Basic structure

The files in the ZEN Corpus correspond to individual newspaper issues.

Parameter and other coding

The CD-ROM contains two TEI conformant XML versions encoded in UTF-8 and ASCII. It also contains a text-only version intended for use with software that is not XML-aware.

Coding for years, individual newspaper issues, domain or text classes (foreign news, home news, advertisements, etc.).

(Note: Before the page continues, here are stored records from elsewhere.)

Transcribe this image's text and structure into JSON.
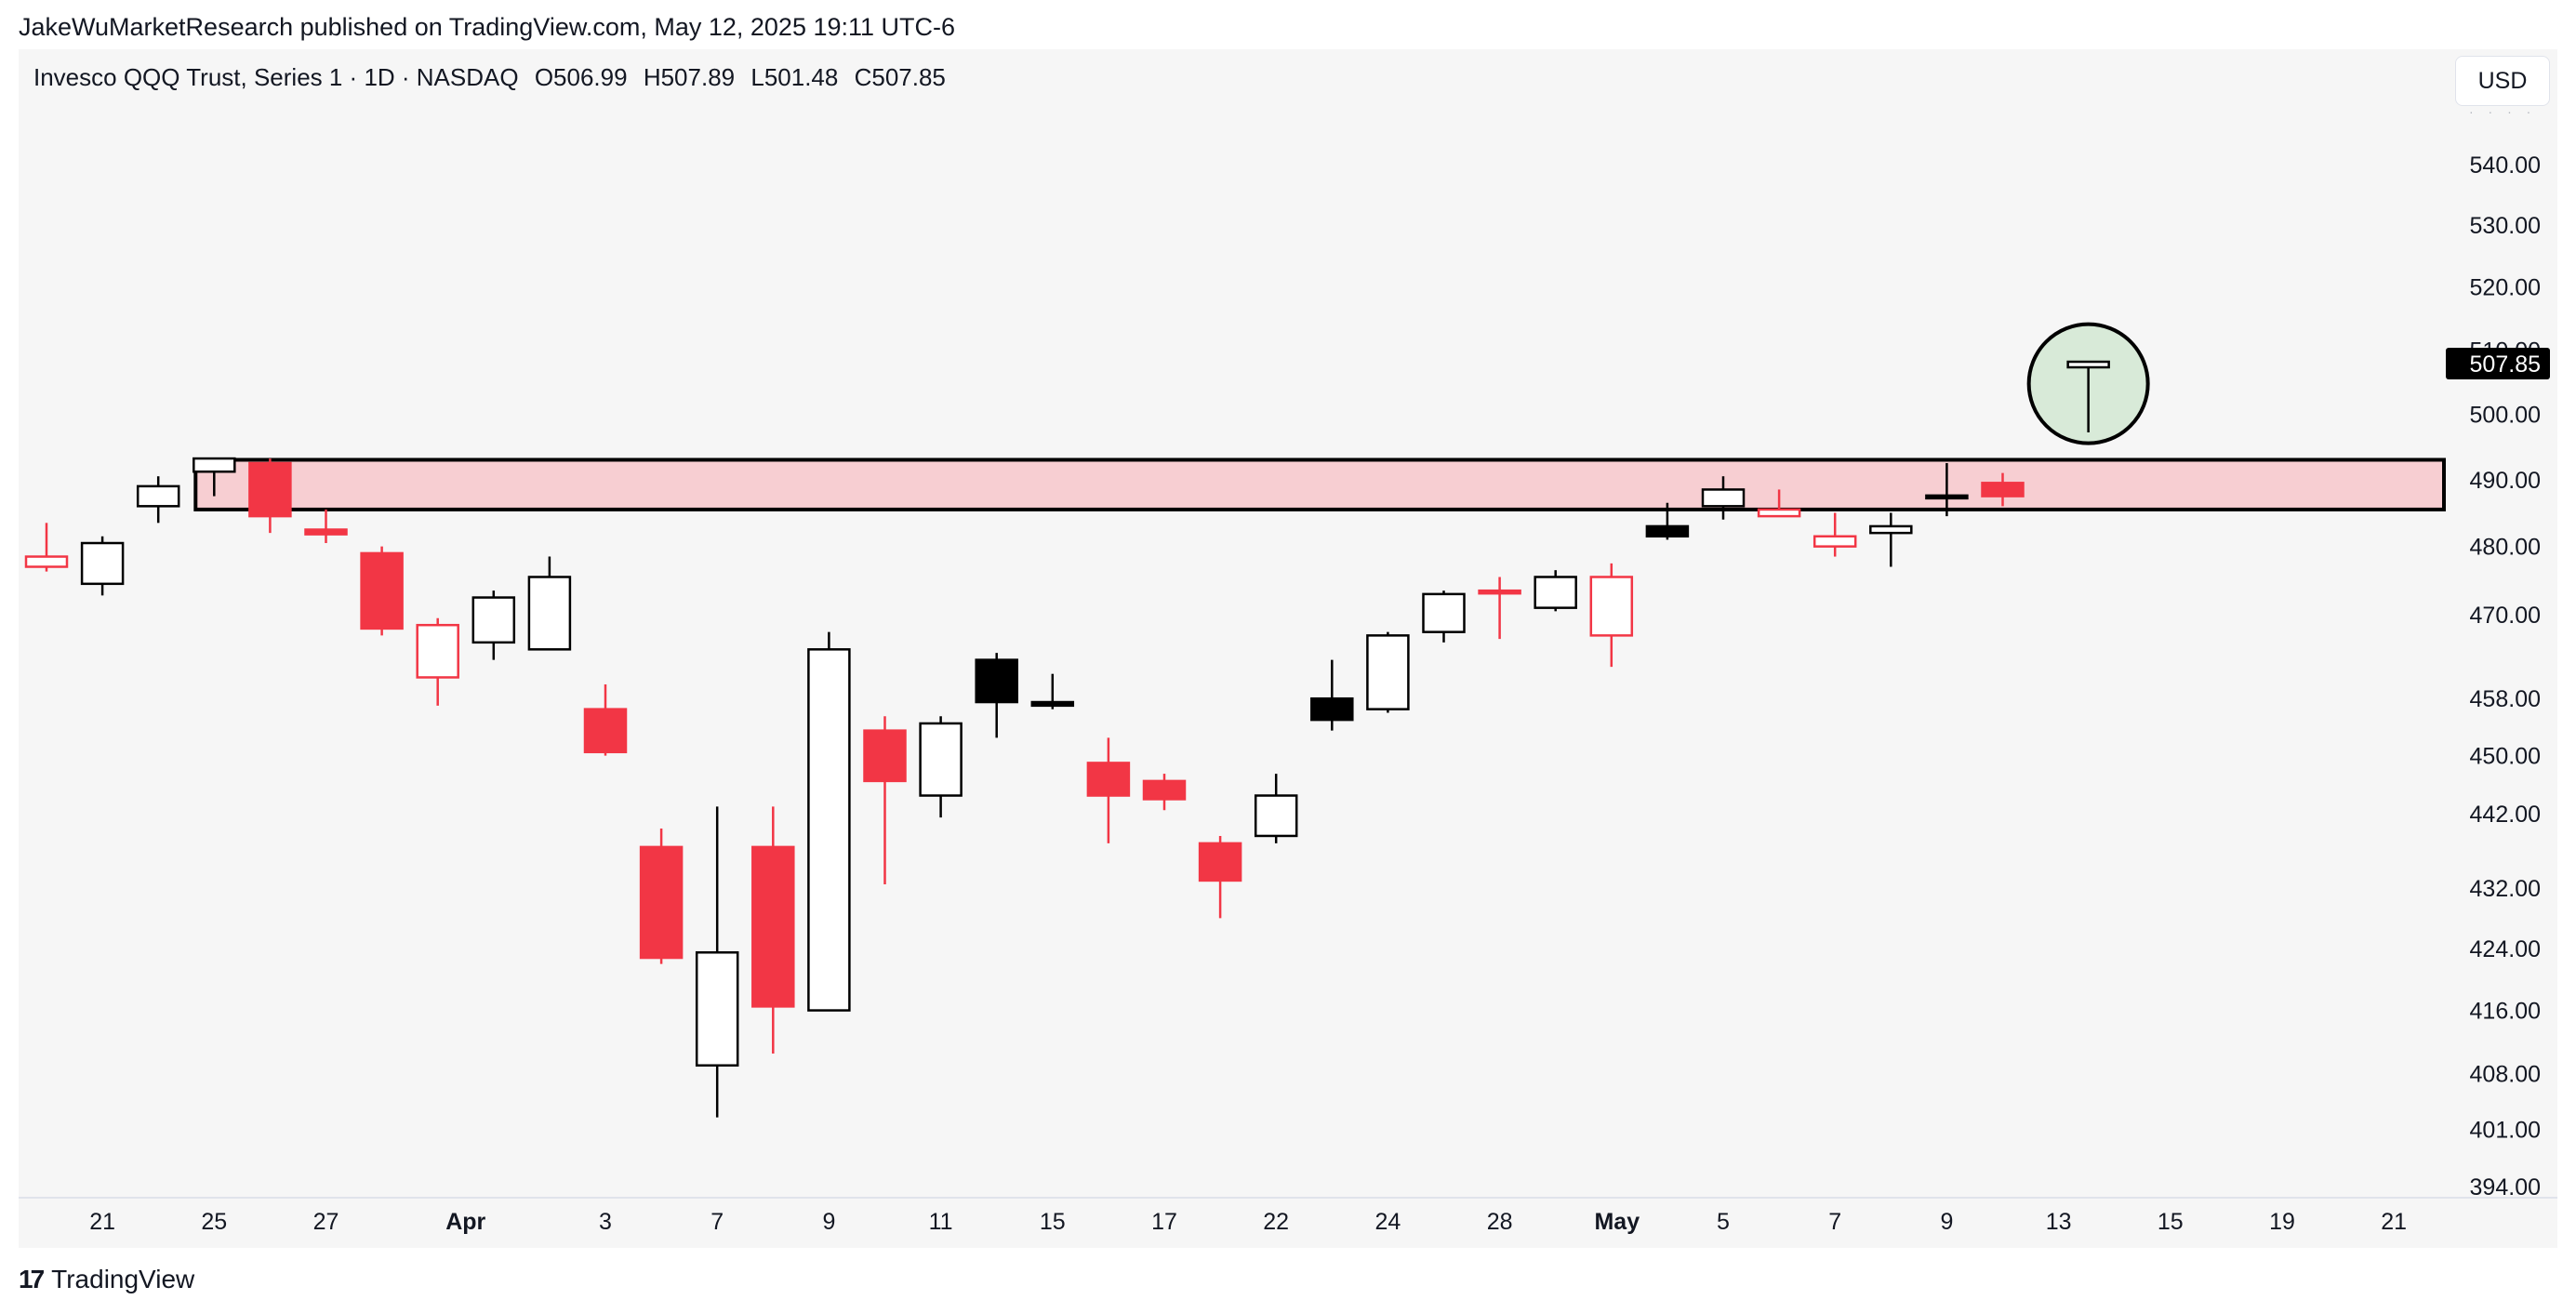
{
  "header": {
    "published": "JakeWuMarketResearch published on TradingView.com, May 12, 2025 19:11 UTC-6"
  },
  "legend": {
    "symbol": "Invesco QQQ Trust, Series 1 · 1D · NASDAQ",
    "open": "O506.99",
    "high": "H507.89",
    "low": "L501.48",
    "close": "C507.85"
  },
  "currency": "USD",
  "footer": {
    "logo_mark": "17",
    "brand": "TradingView"
  },
  "colors": {
    "up": "#ffffff",
    "up_border": "#000000",
    "down": "#f23645",
    "zone_fill": "#f7ced2",
    "marker_fill": "#d8ead8",
    "background": "#f6f6f6"
  },
  "chart_data": {
    "type": "candlestick",
    "title": "",
    "ylim": [
      394,
      545
    ],
    "y_scale": "log",
    "y_ticks": [
      "540.00",
      "530.00",
      "520.00",
      "510.00",
      "500.00",
      "490.00",
      "480.00",
      "470.00",
      "458.00",
      "450.00",
      "442.00",
      "432.00",
      "424.00",
      "416.00",
      "408.00",
      "401.00",
      "394.00"
    ],
    "last_price_label": "507.85",
    "x_ticks": [
      {
        "label": "21",
        "slot": 1,
        "bold": false
      },
      {
        "label": "25",
        "slot": 3,
        "bold": false
      },
      {
        "label": "27",
        "slot": 5,
        "bold": false
      },
      {
        "label": "Apr",
        "slot": 7.5,
        "bold": true
      },
      {
        "label": "3",
        "slot": 10,
        "bold": false
      },
      {
        "label": "7",
        "slot": 12,
        "bold": false
      },
      {
        "label": "9",
        "slot": 14,
        "bold": false
      },
      {
        "label": "11",
        "slot": 16,
        "bold": false
      },
      {
        "label": "15",
        "slot": 18,
        "bold": false
      },
      {
        "label": "17",
        "slot": 20,
        "bold": false
      },
      {
        "label": "22",
        "slot": 22,
        "bold": false
      },
      {
        "label": "24",
        "slot": 24,
        "bold": false
      },
      {
        "label": "28",
        "slot": 26,
        "bold": false
      },
      {
        "label": "May",
        "slot": 28.1,
        "bold": true
      },
      {
        "label": "5",
        "slot": 30,
        "bold": false
      },
      {
        "label": "7",
        "slot": 32,
        "bold": false
      },
      {
        "label": "9",
        "slot": 34,
        "bold": false
      },
      {
        "label": "13",
        "slot": 36,
        "bold": false
      },
      {
        "label": "15",
        "slot": 38,
        "bold": false
      },
      {
        "label": "19",
        "slot": 40,
        "bold": false
      },
      {
        "label": "21",
        "slot": 42,
        "bold": false
      }
    ],
    "candles": [
      {
        "date": "Mar 20",
        "o": 478.5,
        "h": 483.5,
        "l": 476.3,
        "c": 477.0,
        "style": "red-hollow"
      },
      {
        "date": "Mar 21",
        "o": 474.5,
        "h": 481.5,
        "l": 472.8,
        "c": 480.5,
        "style": "white"
      },
      {
        "date": "Mar 24",
        "o": 486.0,
        "h": 490.5,
        "l": 483.5,
        "c": 489.0,
        "style": "white"
      },
      {
        "date": "Mar 25",
        "o": 491.2,
        "h": 493.0,
        "l": 487.5,
        "c": 493.2,
        "style": "white"
      },
      {
        "date": "Mar 26",
        "o": 492.5,
        "h": 493.2,
        "l": 482.0,
        "c": 484.5,
        "style": "red"
      },
      {
        "date": "Mar 27",
        "o": 482.5,
        "h": 485.5,
        "l": 480.5,
        "c": 481.8,
        "style": "red"
      },
      {
        "date": "Mar 28",
        "o": 479.0,
        "h": 480.0,
        "l": 467.0,
        "c": 468.0,
        "style": "red"
      },
      {
        "date": "Mar 31",
        "o": 461.0,
        "h": 469.5,
        "l": 457.0,
        "c": 468.5,
        "style": "red-hollow"
      },
      {
        "date": "Apr 1",
        "o": 466.0,
        "h": 473.5,
        "l": 463.5,
        "c": 472.5,
        "style": "white"
      },
      {
        "date": "Apr 2",
        "o": 465.0,
        "h": 478.5,
        "l": 465.0,
        "c": 475.5,
        "style": "white"
      },
      {
        "date": "Apr 3",
        "o": 456.5,
        "h": 460.0,
        "l": 450.0,
        "c": 450.5,
        "style": "red"
      },
      {
        "date": "Apr 4",
        "o": 437.5,
        "h": 440.0,
        "l": 422.0,
        "c": 422.8,
        "style": "red"
      },
      {
        "date": "Apr 7",
        "o": 409.0,
        "h": 443.0,
        "l": 402.5,
        "c": 423.5,
        "style": "white"
      },
      {
        "date": "Apr 8",
        "o": 437.5,
        "h": 443.0,
        "l": 410.5,
        "c": 416.5,
        "style": "red"
      },
      {
        "date": "Apr 9",
        "o": 416.0,
        "h": 467.5,
        "l": 416.0,
        "c": 465.0,
        "style": "white"
      },
      {
        "date": "Apr 10",
        "o": 453.5,
        "h": 455.5,
        "l": 432.5,
        "c": 446.5,
        "style": "red"
      },
      {
        "date": "Apr 11",
        "o": 444.5,
        "h": 455.5,
        "l": 441.5,
        "c": 454.5,
        "style": "white"
      },
      {
        "date": "Apr 14",
        "o": 457.5,
        "h": 464.5,
        "l": 452.5,
        "c": 463.5,
        "style": "black"
      },
      {
        "date": "Apr 15",
        "o": 457.0,
        "h": 461.5,
        "l": 456.5,
        "c": 457.5,
        "style": "black"
      },
      {
        "date": "Apr 16",
        "o": 449.0,
        "h": 452.5,
        "l": 438.0,
        "c": 444.5,
        "style": "red"
      },
      {
        "date": "Apr 17",
        "o": 446.5,
        "h": 447.5,
        "l": 442.5,
        "c": 444.0,
        "style": "red"
      },
      {
        "date": "Apr 21",
        "o": 438.0,
        "h": 439.0,
        "l": 428.0,
        "c": 433.0,
        "style": "red"
      },
      {
        "date": "Apr 22",
        "o": 439.0,
        "h": 447.5,
        "l": 438.0,
        "c": 444.5,
        "style": "white"
      },
      {
        "date": "Apr 23",
        "o": 455.0,
        "h": 463.5,
        "l": 453.5,
        "c": 458.0,
        "style": "black"
      },
      {
        "date": "Apr 24",
        "o": 456.5,
        "h": 467.5,
        "l": 456.0,
        "c": 467.0,
        "style": "white"
      },
      {
        "date": "Apr 25",
        "o": 467.5,
        "h": 473.5,
        "l": 466.0,
        "c": 473.0,
        "style": "white"
      },
      {
        "date": "Apr 28",
        "o": 473.5,
        "h": 475.5,
        "l": 466.5,
        "c": 473.2,
        "style": "red"
      },
      {
        "date": "Apr 29",
        "o": 471.0,
        "h": 476.5,
        "l": 470.5,
        "c": 475.5,
        "style": "white"
      },
      {
        "date": "Apr 30",
        "o": 475.5,
        "h": 477.5,
        "l": 462.5,
        "c": 467.0,
        "style": "red-hollow"
      },
      {
        "date": "May 1",
        "o": 481.5,
        "h": 486.5,
        "l": 481.0,
        "c": 483.0,
        "style": "black"
      },
      {
        "date": "May 2",
        "o": 486.0,
        "h": 490.5,
        "l": 484.0,
        "c": 488.5,
        "style": "white"
      },
      {
        "date": "May 5",
        "o": 485.5,
        "h": 488.5,
        "l": 484.5,
        "c": 484.5,
        "style": "red-hollow"
      },
      {
        "date": "May 6",
        "o": 481.5,
        "h": 485.0,
        "l": 478.5,
        "c": 480.0,
        "style": "red-hollow"
      },
      {
        "date": "May 7",
        "o": 482.0,
        "h": 485.0,
        "l": 477.0,
        "c": 483.0,
        "style": "white"
      },
      {
        "date": "May 8",
        "o": 487.5,
        "h": 492.5,
        "l": 484.5,
        "c": 487.6,
        "style": "black"
      },
      {
        "date": "May 9",
        "o": 489.5,
        "h": 491.0,
        "l": 486.0,
        "c": 487.5,
        "style": "red"
      },
      {
        "date": "May 12",
        "o": 506.99,
        "h": 507.89,
        "l": 501.48,
        "c": 507.85,
        "style": "white"
      }
    ],
    "zone": {
      "from_slot": 3.0,
      "top": 493.0,
      "bottom": 485.5
    },
    "highlight_marker": {
      "slot": 36.5,
      "price": 505.0
    }
  }
}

The corpus is divided into the following time periods:

  • up to 1665
  • 1671–1691
  • 1701–1721
  • 1731–1751
  • 1761–1781
  • after 1785

Genre covered by corpus

All major English newspapers of the late 17th and the 18th century published in London, including

  • The London Gazette, which constitutes about half of the corpus

Thrice-weekly papers

  • The London Post
  • The English Post
  • The Post Man
  • The Post Boy
  • The Flying Post

Daily newspapers

  • The Daily Courant
  • The Daily Post

Evening papers

  • The Evening Post
  • The St. James's Evening Post

"Tabloids"

  • The Morning Post

Advertising papers

  • The Daily Advertiser
  • The Champion or Evening Advertiser
  • The General Advertiser
  • The Gazetteer and New Daily Advertiser
  • The London (Daily) Advertiser (and Literary Gazette)
  • The London Daily Post and General Advertiser
  • The London Morning Advertiser
  • The Public Advertiser